2. The method for improving the recognition accuracy of the vehicle-mounted voice assistant according to claim 1, further comprising: and acquiring the language instruction through the vehicle-mounted microphone terminal, recording the time period T1 of the language instruction at the moment, and feeding back the time period T1 to the system controller end.

3. The method for improving the recognition accuracy of the vehicle-mounted voice assistant according to claim 2, further comprising: the image data information comprises at least a video and a time stamp.

4. The method for improving recognition accuracy of the vehicle-mounted voice assistant according to claim 3, wherein the step S3 further comprises: the system controller end acquires real-time data of image data information acquisition, analyzes face posture and mouth part change of a driver or a passenger, identifies corresponding control instruction information, and simultaneously judges whether the control instruction information is consistent with the language instruction.

5. The method for improving the recognition accuracy of the vehicle-mounted voice assistant according to claim 4, further comprising: the preset value is set to 80%.

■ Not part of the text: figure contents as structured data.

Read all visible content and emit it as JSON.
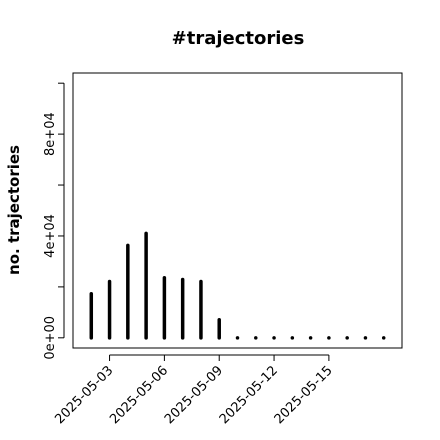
{
  "chart_data": {
    "type": "spike",
    "title": "#trajectories",
    "y_label": "no. trajectories",
    "x": [
      "2025-05-02",
      "2025-05-03",
      "2025-05-04",
      "2025-05-05",
      "2025-05-06",
      "2025-05-07",
      "2025-05-08",
      "2025-05-09",
      "2025-05-10",
      "2025-05-11",
      "2025-05-12",
      "2025-05-13",
      "2025-05-14",
      "2025-05-15",
      "2025-05-16",
      "2025-05-17",
      "2025-05-18"
    ],
    "values": [
      17300,
      22100,
      36300,
      41000,
      23600,
      22900,
      22100,
      7100,
      0,
      0,
      0,
      0,
      0,
      0,
      0,
      0,
      0
    ],
    "color": "#000000",
    "xlim": [
      "2025-05-01",
      "2025-05-19"
    ],
    "xticks": [
      "2025-05-03",
      "2025-05-06",
      "2025-05-09",
      "2025-05-12",
      "2025-05-15"
    ],
    "ylim": [
      -4000,
      104000
    ],
    "yticks": [
      {
        "value": 0,
        "label": "0e+00"
      },
      {
        "value": 40000,
        "label": "4e+04"
      },
      {
        "value": 80000,
        "label": "8e+04"
      }
    ],
    "yminor_ticks": [
      20000,
      60000,
      100000
    ]
  }
}
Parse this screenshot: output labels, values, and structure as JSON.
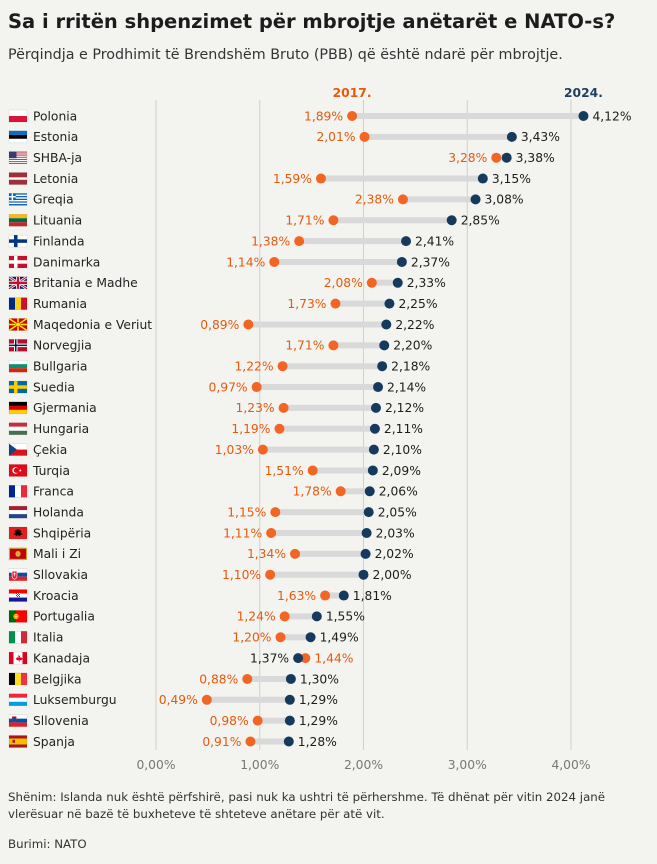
{
  "header": {
    "title": "Sa i rritën shpenzimet për mbrojtje anëtarët e NATO-s?",
    "subtitle": "Përqindja e Prodhimit të Brendshëm Bruto (PBB) që është ndarë për mbrojtje."
  },
  "footer": {
    "note": "Shënim: Islanda nuk është përfshirë, pasi nuk ka ushtri të përhershme. Të dhënat për vitin 2024 janë vlerësuar në bazë të buxheteve të shteteve anëtare për atë vit.",
    "source": "Burimi: NATO"
  },
  "colors": {
    "y2017": "#f26522",
    "y2024": "#163a5c",
    "connector": "#d9d9d9",
    "grid": "#cfcfcf"
  },
  "chart_data": {
    "type": "dumbbell",
    "title": "Sa i rritën shpenzimet për mbrojtje anëtarët e NATO-s?",
    "xlim": [
      0,
      4
    ],
    "x_ticks": [
      0,
      1,
      2,
      3,
      4
    ],
    "x_tick_labels": [
      "0,00%",
      "1,00%",
      "2,00%",
      "3,00%",
      "4,00%"
    ],
    "series": [
      {
        "name": "2017.",
        "color": "#f26522"
      },
      {
        "name": "2024.",
        "color": "#163a5c"
      }
    ],
    "rows": [
      {
        "country": "Polonia",
        "flag": "pl",
        "v2017": 1.89,
        "v2024": 4.12,
        "l2017": "1,89%",
        "l2024": "4,12%"
      },
      {
        "country": "Estonia",
        "flag": "ee",
        "v2017": 2.01,
        "v2024": 3.43,
        "l2017": "2,01%",
        "l2024": "3,43%"
      },
      {
        "country": "SHBA-ja",
        "flag": "us",
        "v2017": 3.28,
        "v2024": 3.38,
        "l2017": "3,28%",
        "l2024": "3,38%"
      },
      {
        "country": "Letonia",
        "flag": "lv",
        "v2017": 1.59,
        "v2024": 3.15,
        "l2017": "1,59%",
        "l2024": "3,15%"
      },
      {
        "country": "Greqia",
        "flag": "gr",
        "v2017": 2.38,
        "v2024": 3.08,
        "l2017": "2,38%",
        "l2024": "3,08%"
      },
      {
        "country": "Lituania",
        "flag": "lt",
        "v2017": 1.71,
        "v2024": 2.85,
        "l2017": "1,71%",
        "l2024": "2,85%"
      },
      {
        "country": "Finlanda",
        "flag": "fi",
        "v2017": 1.38,
        "v2024": 2.41,
        "l2017": "1,38%",
        "l2024": "2,41%"
      },
      {
        "country": "Danimarka",
        "flag": "dk",
        "v2017": 1.14,
        "v2024": 2.37,
        "l2017": "1,14%",
        "l2024": "2,37%"
      },
      {
        "country": "Britania e Madhe",
        "flag": "gb",
        "v2017": 2.08,
        "v2024": 2.33,
        "l2017": "2,08%",
        "l2024": "2,33%"
      },
      {
        "country": "Rumania",
        "flag": "ro",
        "v2017": 1.73,
        "v2024": 2.25,
        "l2017": "1,73%",
        "l2024": "2,25%"
      },
      {
        "country": "Maqedonia e Veriut",
        "flag": "mk",
        "v2017": 0.89,
        "v2024": 2.22,
        "l2017": "0,89%",
        "l2024": "2,22%"
      },
      {
        "country": "Norvegjia",
        "flag": "no",
        "v2017": 1.71,
        "v2024": 2.2,
        "l2017": "1,71%",
        "l2024": "2,20%"
      },
      {
        "country": "Bullgaria",
        "flag": "bg",
        "v2017": 1.22,
        "v2024": 2.18,
        "l2017": "1,22%",
        "l2024": "2,18%"
      },
      {
        "country": "Suedia",
        "flag": "se",
        "v2017": 0.97,
        "v2024": 2.14,
        "l2017": "0,97%",
        "l2024": "2,14%"
      },
      {
        "country": "Gjermania",
        "flag": "de",
        "v2017": 1.23,
        "v2024": 2.12,
        "l2017": "1,23%",
        "l2024": "2,12%"
      },
      {
        "country": "Hungaria",
        "flag": "hu",
        "v2017": 1.19,
        "v2024": 2.11,
        "l2017": "1,19%",
        "l2024": "2,11%"
      },
      {
        "country": "Çekia",
        "flag": "cz",
        "v2017": 1.03,
        "v2024": 2.1,
        "l2017": "1,03%",
        "l2024": "2,10%"
      },
      {
        "country": "Turqia",
        "flag": "tr",
        "v2017": 1.51,
        "v2024": 2.09,
        "l2017": "1,51%",
        "l2024": "2,09%"
      },
      {
        "country": "Franca",
        "flag": "fr",
        "v2017": 1.78,
        "v2024": 2.06,
        "l2017": "1,78%",
        "l2024": "2,06%"
      },
      {
        "country": "Holanda",
        "flag": "nl",
        "v2017": 1.15,
        "v2024": 2.05,
        "l2017": "1,15%",
        "l2024": "2,05%"
      },
      {
        "country": "Shqipëria",
        "flag": "al",
        "v2017": 1.11,
        "v2024": 2.03,
        "l2017": "1,11%",
        "l2024": "2,03%"
      },
      {
        "country": "Mali i Zi",
        "flag": "me",
        "v2017": 1.34,
        "v2024": 2.02,
        "l2017": "1,34%",
        "l2024": "2,02%"
      },
      {
        "country": "Sllovakia",
        "flag": "sk",
        "v2017": 1.1,
        "v2024": 2.0,
        "l2017": "1,10%",
        "l2024": "2,00%"
      },
      {
        "country": "Kroacia",
        "flag": "hr",
        "v2017": 1.63,
        "v2024": 1.81,
        "l2017": "1,63%",
        "l2024": "1,81%"
      },
      {
        "country": "Portugalia",
        "flag": "pt",
        "v2017": 1.24,
        "v2024": 1.55,
        "l2017": "1,24%",
        "l2024": "1,55%"
      },
      {
        "country": "Italia",
        "flag": "it",
        "v2017": 1.2,
        "v2024": 1.49,
        "l2017": "1,20%",
        "l2024": "1,49%"
      },
      {
        "country": "Kanadaja",
        "flag": "ca",
        "v2017": 1.44,
        "v2024": 1.37,
        "l2017": "1,44%",
        "l2024": "1,37%"
      },
      {
        "country": "Belgjika",
        "flag": "be",
        "v2017": 0.88,
        "v2024": 1.3,
        "l2017": "0,88%",
        "l2024": "1,30%"
      },
      {
        "country": "Luksemburgu",
        "flag": "lu",
        "v2017": 0.49,
        "v2024": 1.29,
        "l2017": "0,49%",
        "l2024": "1,29%"
      },
      {
        "country": "Sllovenia",
        "flag": "si",
        "v2017": 0.98,
        "v2024": 1.29,
        "l2017": "0,98%",
        "l2024": "1,29%"
      },
      {
        "country": "Spanja",
        "flag": "es",
        "v2017": 0.91,
        "v2024": 1.28,
        "l2017": "0,91%",
        "l2024": "1,28%"
      }
    ]
  }
}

6. The method for improving the recognition accuracy of the vehicle-mounted voice assistant according to claim 5, further comprising: the information of the instruction issuer comprises at least the identity and location of the instruction issuer.

7. A system for improving recognition accuracy of a vehicle-mounted voice assistant is characterized by comprising:

8. The system of claim 7, wherein data transmission between the camera module, the vehicle microphone terminal and the system controller terminal is transmitted through a wireless or USB data line.

9. The system of claim 8, wherein the system controller further comprises a memory, a processor, and a computer program stored on the memory and executable on the processor.

10. The system according to claim 9, wherein the computer program, when executed by a processor, implements a method for improving recognition accuracy of a vehicle-mounted voice assistant according to any of claims 1-6.